As has been well documented before, the solver in both of the 17BII+ models (Gold and later Silver) has at least one bug; this equation would not run correctly in those models (using the 0*( stuff ) format will force all variables to be shown, which leads to an incorrect number of loops in the initial phase of the solver run). This same bug could possibly be present in the 200LX emulator (maybe even present in the 200LX too, though I've never heard this is the case)?
Thanks for commenting!

(06-29-2019 07:07 PM)rprosperi Wrote: [ -> ]Possibly a typo in the equation, but without the original, it's impossible for us to verify, and unfortunately, the German 17B manual is not included in the MoHPC Document set.
Here we go: [attachment=7411]

Quote:Which emulator are these screen shots from? From the size, I'd guess some sort of 200LX emulator? Have you tried on a genuine 200LX?
Error was first seen on 200LX.

Quote:(And do you know where the 200LX emulator is available?)
It's from the discs of the 200LX Connectivity Pack.

Quote:As has been well documented before, the solver in both of the 17BII+ models (Gold and later Silver) has at least one bug; this equation would not run correctly in those models (using the 0*( stuff ) format will force all variables to be shown, which leads to an incorrect number of loops in the initial phase of the solver run). This same bug could possibly be present in the 200LX emulator (maybe even present in the 200LX too, though I've never heard this is the case)?
The 200LX was the origin of my investigation.

The next sentence is wrong! See results below!
Using an international 17b or the silver 17II+ with GERMAN with the ROM STAFF TVM routines produces no errors as described above. No "jumps" in the FV results.

I'll enter the equation into the respective solver of the 17b & 17bII+ later and will report.

Best regards
Peter (on Forum since 2006)
Entered equation into 17bII+ CNA726000094 with identical results. Didn't spend the time of doing it for the old 17b.

So, either the equation OR the solver root finding algorithm are the culprit.

The results for the built-in ROM routines for STAFF for 17b & 17bII+ are identical:

T=17 => -179.079,57
T=18 => -179.085,65
T=19 => -180.403,61 *** Now it becomes VERY interesting ... ***

Best regards,
Peter
(06-29-2019 08:35 PM)Peter A. Gebhardt Wrote: [ -> ]Entered equation into 17bII+ CNA726000094 with identical results. Didn't spend the time of doing it for the old 17b.

Definitely try it on the old 17b, that is known to be correct, while the 17bII+ is known to have the bug. If the results are different, you can (almost?) always conclude the 17bII+ is wrong, and if 17bII+ and 200LX emulator provide the same results, I'd say this shows that the 200LX solver has the same bug as both 17bII+ machines.

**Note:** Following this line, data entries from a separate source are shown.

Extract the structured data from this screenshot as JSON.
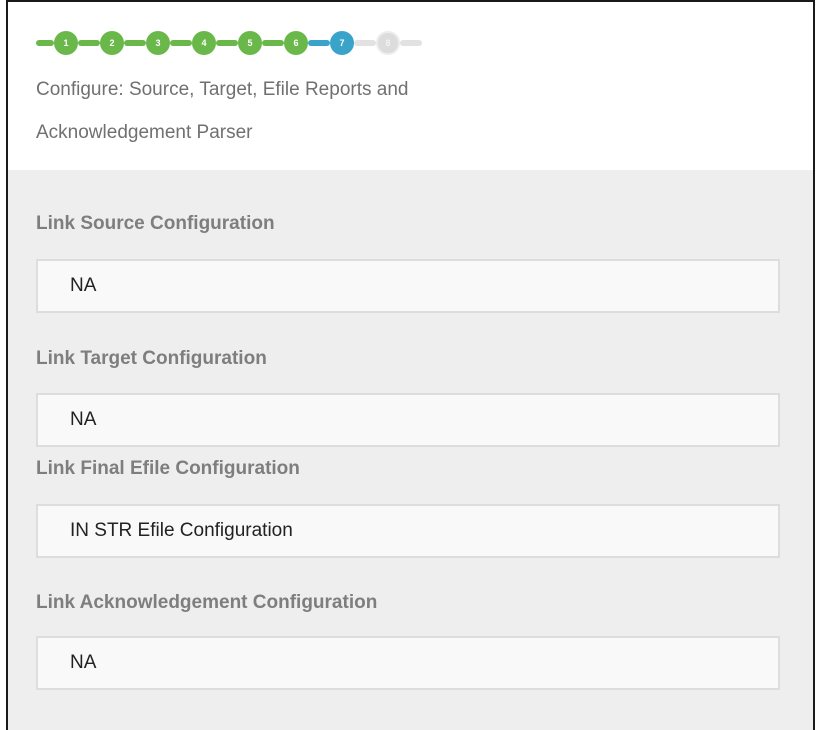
{
  "stepper": {
    "steps": [
      {
        "label": "1",
        "state": "done"
      },
      {
        "label": "2",
        "state": "done"
      },
      {
        "label": "3",
        "state": "done"
      },
      {
        "label": "4",
        "state": "done"
      },
      {
        "label": "5",
        "state": "done"
      },
      {
        "label": "6",
        "state": "done"
      },
      {
        "label": "7",
        "state": "current"
      },
      {
        "label": "8",
        "state": "todo"
      }
    ],
    "colors": {
      "done": "#6ab84a",
      "current": "#3aa3c9",
      "todo": "#dcdcdc"
    }
  },
  "header": {
    "subtitle_line1": "Configure: Source, Target, Efile Reports and",
    "subtitle_line2": "Acknowledgement Parser"
  },
  "fields": [
    {
      "label": "Link Source Configuration",
      "value": "NA"
    },
    {
      "label": "Link Target Configuration",
      "value": "NA"
    },
    {
      "label": "Link Final Efile Configuration",
      "value": "IN STR Efile Configuration"
    },
    {
      "label": "Link Acknowledgement Configuration",
      "value": "NA"
    }
  ]
}
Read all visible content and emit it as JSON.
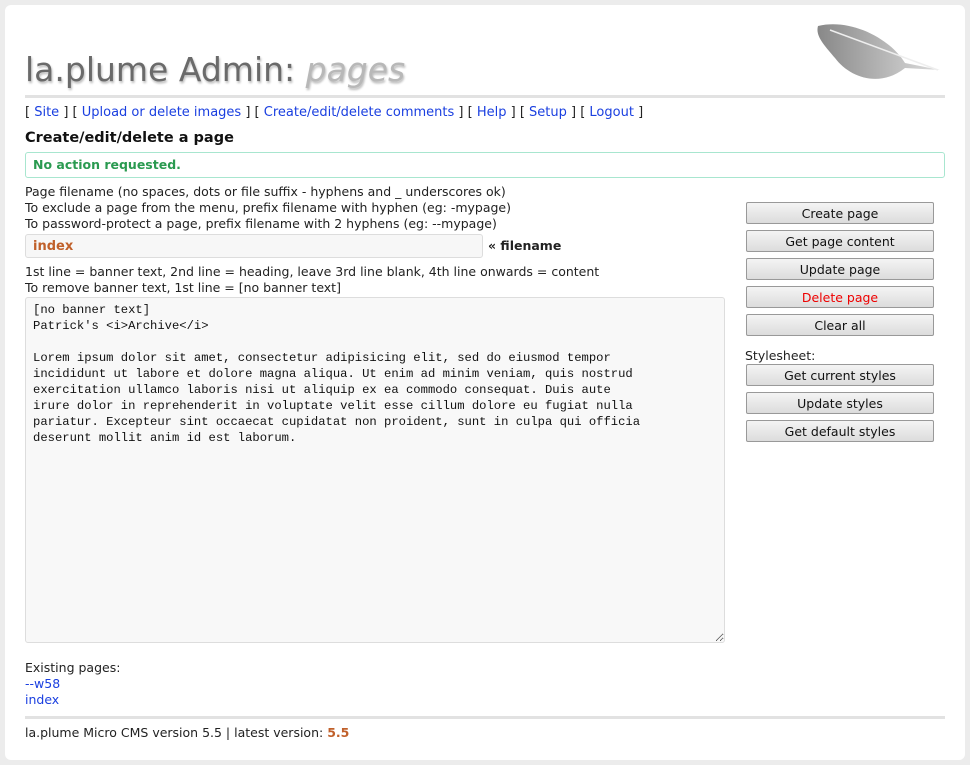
{
  "header": {
    "title": "la.plume Admin:",
    "section": "pages"
  },
  "nav": [
    {
      "label": "Site"
    },
    {
      "label": "Upload or delete images"
    },
    {
      "label": "Create/edit/delete comments"
    },
    {
      "label": "Help"
    },
    {
      "label": "Setup"
    },
    {
      "label": "Logout"
    }
  ],
  "heading": "Create/edit/delete a page",
  "status": "No action requested.",
  "help": [
    "Page filename (no spaces, dots or file suffix - hyphens and _ underscores ok)",
    "To exclude a page from the menu, prefix filename with hyphen (eg: -mypage)",
    "To password-protect a page, prefix filename with 2 hyphens (eg: --mypage)"
  ],
  "filename": {
    "value": "index",
    "label": "« filename"
  },
  "help2": [
    "1st line = banner text, 2nd line = heading, leave 3rd line blank, 4th line onwards = content",
    "To remove banner text, 1st line = [no banner text]"
  ],
  "content": "[no banner text]\nPatrick's <i>Archive</i>\n\nLorem ipsum dolor sit amet, consectetur adipisicing elit, sed do eiusmod tempor\nincididunt ut labore et dolore magna aliqua. Ut enim ad minim veniam, quis nostrud\nexercitation ullamco laboris nisi ut aliquip ex ea commodo consequat. Duis aute\nirure dolor in reprehenderit in voluptate velit esse cillum dolore eu fugiat nulla\npariatur. Excepteur sint occaecat cupidatat non proident, sunt in culpa qui officia\ndeserunt mollit anim id est laborum.",
  "buttons": {
    "create": "Create page",
    "get": "Get page content",
    "update": "Update page",
    "delete": "Delete page",
    "clear": "Clear all",
    "stylesheet_label": "Stylesheet:",
    "get_styles": "Get current styles",
    "update_styles": "Update styles",
    "default_styles": "Get default styles"
  },
  "existing": {
    "label": "Existing pages:",
    "pages": [
      "--w58",
      "index"
    ]
  },
  "footer": {
    "text": "la.plume Micro CMS version 5.5 | latest version:",
    "latest": "5.5"
  }
}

If so, Dave Britten will be crushed...
Did you see the TVM STAFF ROM Bug for T=19 above?

Best regards,
Peter

PS: The 200LX Solver is older than the 17bII+

[attachment=7412]
(06-29-2019 09:57 PM)Peter A. Gebhardt Wrote: [ -> ]Did you see the TVM STAFF ROM Bug for T=19 above?

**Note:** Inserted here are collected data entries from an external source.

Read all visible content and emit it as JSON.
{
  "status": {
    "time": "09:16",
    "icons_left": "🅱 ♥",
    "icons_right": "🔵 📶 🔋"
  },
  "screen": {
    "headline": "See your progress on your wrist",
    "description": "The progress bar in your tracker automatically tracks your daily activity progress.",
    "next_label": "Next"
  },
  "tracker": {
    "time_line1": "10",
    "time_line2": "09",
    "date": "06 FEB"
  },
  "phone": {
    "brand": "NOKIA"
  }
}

I'm confused... in that same post you write:

Entered equation into 17bII+ CNA726000094 with identical results. Didn't spend the time of doing it for the old 17b.

and

The results for the built-in ROM routines for STAFF for 17b & 17bII+ are identical.

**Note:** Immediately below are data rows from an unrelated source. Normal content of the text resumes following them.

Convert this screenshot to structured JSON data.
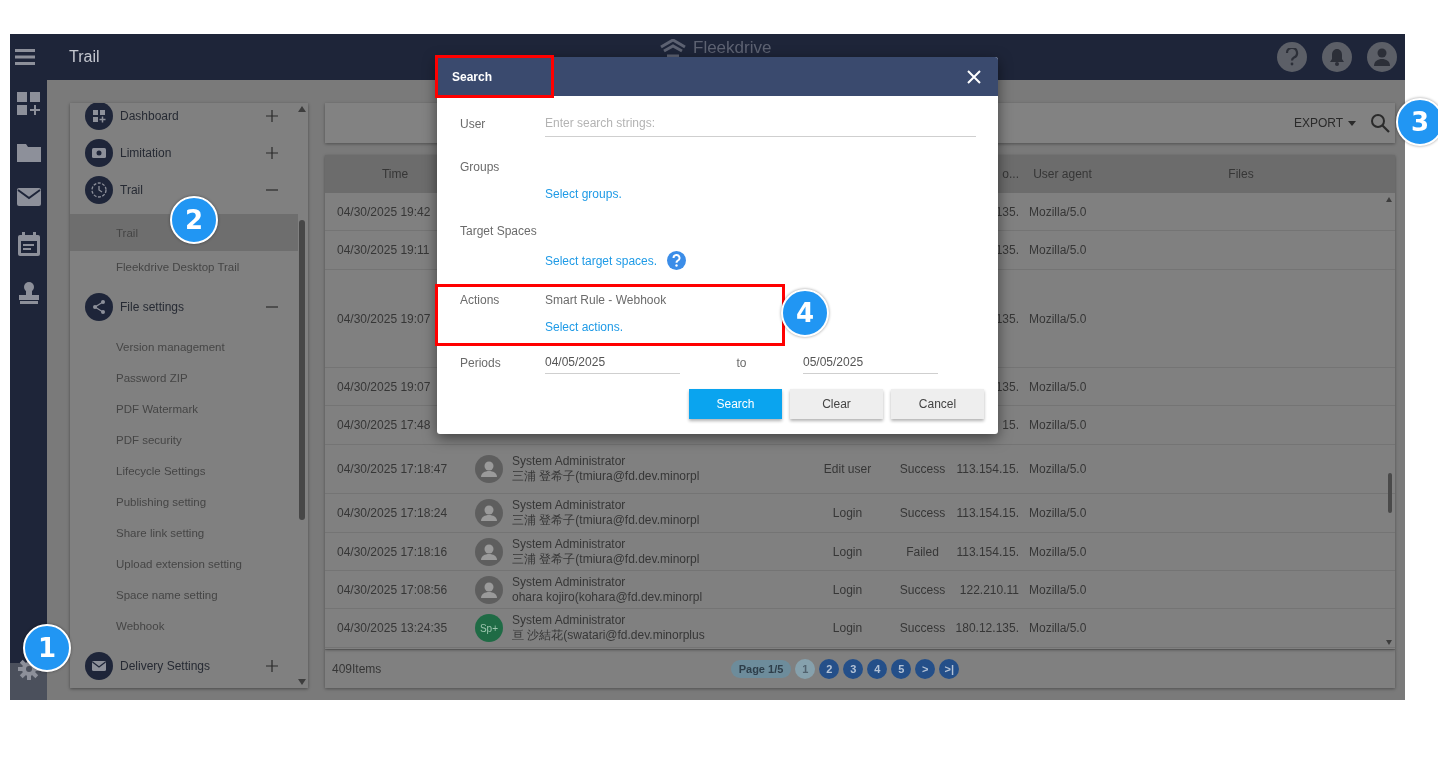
{
  "topbar": {
    "title": "Trail",
    "logo": "Fleekdrive"
  },
  "sidebar": {
    "groups": [
      {
        "label": "Dashboard",
        "expanded": false
      },
      {
        "label": "Limitation",
        "expanded": false
      },
      {
        "label": "Trail",
        "expanded": true,
        "children": [
          {
            "label": "Trail",
            "selected": true
          },
          {
            "label": "Fleekdrive Desktop Trail",
            "selected": false
          }
        ]
      },
      {
        "label": "File settings",
        "expanded": true,
        "children": [
          {
            "label": "Version management",
            "selected": false
          },
          {
            "label": "Password ZIP",
            "selected": false
          },
          {
            "label": "PDF Watermark",
            "selected": false
          },
          {
            "label": "PDF security",
            "selected": false
          },
          {
            "label": "Lifecycle Settings",
            "selected": false
          },
          {
            "label": "Publishing setting",
            "selected": false
          },
          {
            "label": "Share link setting",
            "selected": false
          },
          {
            "label": "Upload extension setting",
            "selected": false
          },
          {
            "label": "Space name setting",
            "selected": false
          },
          {
            "label": "Webhook",
            "selected": false
          }
        ]
      },
      {
        "label": "Delivery Settings",
        "expanded": false
      }
    ]
  },
  "toolbar": {
    "export": "EXPORT"
  },
  "table": {
    "columns": {
      "time": "Time",
      "column_5": "o...",
      "user_agent": "User agent",
      "files": "Files"
    },
    "rows": [
      {
        "time": "04/30/2025 19:42",
        "column_5": "135.",
        "user_agent": "Mozilla/5.0"
      },
      {
        "time": "04/30/2025 19:11",
        "column_5": "135.",
        "user_agent": "Mozilla/5.0"
      },
      {
        "time": "04/30/2025 19:07",
        "column_5": "135.",
        "user_agent": "Mozilla/5.0"
      },
      {
        "time": "04/30/2025 19:07",
        "column_5": "135.",
        "user_agent": "Mozilla/5.0"
      },
      {
        "time": "04/30/2025 17:48",
        "column_5": "15.",
        "user_agent": "Mozilla/5.0"
      },
      {
        "time": "04/30/2025 17:18:47",
        "avatar": {
          "kind": "person"
        },
        "user_role": "System Administrator",
        "user_name": "三浦 登希子(tmiura@fd.dev.minorpl",
        "action": "Edit user",
        "result": "Success",
        "column_5": "113.154.15.",
        "user_agent": "Mozilla/5.0"
      },
      {
        "time": "04/30/2025 17:18:24",
        "avatar": {
          "kind": "person"
        },
        "user_role": "System Administrator",
        "user_name": "三浦 登希子(tmiura@fd.dev.minorpl",
        "action": "Login",
        "result": "Success",
        "column_5": "113.154.15.",
        "user_agent": "Mozilla/5.0"
      },
      {
        "time": "04/30/2025 17:18:16",
        "avatar": {
          "kind": "person"
        },
        "user_role": "System Administrator",
        "user_name": "三浦 登希子(tmiura@fd.dev.minorpl",
        "action": "Login",
        "result": "Failed",
        "column_5": "113.154.15.",
        "user_agent": "Mozilla/5.0"
      },
      {
        "time": "04/30/2025 17:08:56",
        "avatar": {
          "kind": "person"
        },
        "user_role": "System Administrator",
        "user_name": "ohara kojiro(kohara@fd.dev.minorpl",
        "action": "Login",
        "result": "Success",
        "column_5": "122.210.11",
        "user_agent": "Mozilla/5.0"
      },
      {
        "time": "04/30/2025 13:24:35",
        "avatar": {
          "kind": "initials",
          "text": "Sp+"
        },
        "user_role": "System Administrator",
        "user_name": "亘 沙結花(swatari@fd.dev.minorplus",
        "action": "Login",
        "result": "Success",
        "column_5": "180.12.135.",
        "user_agent": "Mozilla/5.0"
      }
    ]
  },
  "footer": {
    "count": "409Items",
    "pager": {
      "label": "Page 1/5",
      "pages": [
        {
          "label": "1",
          "selected": true
        },
        {
          "label": "2",
          "selected": false
        },
        {
          "label": "3",
          "selected": false
        },
        {
          "label": "4",
          "selected": false
        },
        {
          "label": "5",
          "selected": false
        }
      ],
      "next": ">",
      "last": ">|"
    }
  },
  "dialog": {
    "title": "Search",
    "title_highlighted": true,
    "fields": [
      {
        "kind": "text",
        "label": "User",
        "placeholder": "Enter search strings:"
      },
      {
        "kind": "link",
        "label": "Groups",
        "link": "Select groups.",
        "help": false
      },
      {
        "kind": "link",
        "label": "Target Spaces",
        "link": "Select target spaces.",
        "help": true
      },
      {
        "kind": "value",
        "label": "Actions",
        "value": "Smart Rule - Webhook",
        "link": "Select actions.",
        "highlighted": true
      },
      {
        "kind": "period",
        "label": "Periods",
        "from": "04/05/2025",
        "separator": "to",
        "to": "05/05/2025"
      }
    ],
    "buttons": [
      {
        "label": "Search",
        "primary": true
      },
      {
        "label": "Clear",
        "primary": false
      },
      {
        "label": "Cancel",
        "primary": false
      }
    ]
  },
  "callouts": [
    {
      "label": "1"
    },
    {
      "label": "2"
    },
    {
      "label": "3"
    },
    {
      "label": "4"
    }
  ]
}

These seem to conflict, no?

Oh! You're mentioning the STAFF ROM routines are both the same. OK, got it.

I've no idea what the STAFF program is, but it's possible that specific equation/program does not encounter the bug; some equations do and some don't, so STAFF working is not proof the bug is not there.

Make sense?
(06-29-2019 09:40 PM)rprosperi Wrote: [ -> ]
(06-29-2019 08:35 PM)Peter A. Gebhardt Wrote: [ -> ]Entered equation into 17bII+ CNA726000094 with identical results. Didn't spend the time of doing it for the old 17b.

Definitely try it on the old 17b, that is known to be correct, while the 17bII+ is known to have the bug. If the results are different, you can (almost?) always conclude the 17bII+ is wrong, and if 17bII+ and 200LX emulator provide the same results, I'd say this shows that the 200LX solver has the same bug as both 17bII+ machines.

If so, Dave Britten will be crushed...

Is there a simple test case for said bug? If so, I can give it a quick test run on my 200LX. So far, I haven't run into any solver anomalies on it, but I haven't used it as extensively as Don and his 17BII, for example.
(06-29-2019 10:56 PM)Dave Britten Wrote: [ -> ]Is there a simple test case for said bug? If so, I can give it a quick test run on my 200LX. So far, I haven't run into any solver anomalies on it, but I haven't used it as extensively as Don and his 17BII, for example.

Though I've found many over the years, I don't have one at hand; I likely would not have documented a formula that failed, I would have moved to a known good machine (17B,17BII,19B,19BII, 27S) and then moved along. For a (short) while, I could remember the exact offending sequences, but eventually I simply heeded Don's advice, and just reach for a 17BII when using the Solver.

While far from simple, I suppose the above equation is a likely candidate, but that's pretty long and tedious for a quick test.
I just tried a couple of the examples in the thread linked below, and they appeared to work correctly. So I don't think it's the infamous 17bii+ solver bug affecting the 200LX.

(06-30-2019 12:27 AM)Dave Britten Wrote: [ -> ]I just tried a couple of the examples in the thread linked below, and they appeared to work correctly. So I don't think it's the infamous 17bii+ solver bug affecting the 200LX.

Good news! I'd hate to think HP used the Kinpo code from the 17bII+ for the Solver in the 200LX. If only they had done just the opposite, the problem never would have come up and marred the otherwise excellent 17bII+ machines.
Quote:Is there a simple test case for said bug? If so, I can give it a quick test run on my 200LX. So far, I haven't run into any solver anomalies on it, but I haven't used it as extensively as Don and his 17BII, for example.
Sorry, no.

I'll try to construct one from the underlying formulas for the German accounting method for savings accounts, where the STAFF (Staffelzins) method originated from.

I'm also currently testing outside the calculator realm with another desktop program, which i use for assessment reports.

And also shall cross-check with my 17bII S/N: 3611M00944.

Best regards
Peter
Problem eventually solved. But further testing is needed.

Starting with
Code:
`L(#PP,1-T*#P/360+FP(G(N))*#P/#C)`

as
Code:
`P=1-T*#P/360+FP((720+210+T)/360)*#P/#C)`
it was easily seen by the result of P, that only the last digit of the result
could have an influence onto the IP(#PP) further down the road.

By changing the expression to
Code:
`+L(#PP:RND(1-T*#P/360+FP(G(N))*#P/#C:13)) ! 2 less than precision 15 on 200LX !`
the results are now exactly as when calculated with the respective ROM routines.

(For 17b/19b it therefore should be precision 9 - 2 = 7.)

Also the plot of the equation for T is now w/o any steps.

That leads to the assumption, that any solver equation which allows for forward/backward solving in all variables should show stair-step free plots in the respective vars if mathematically sound.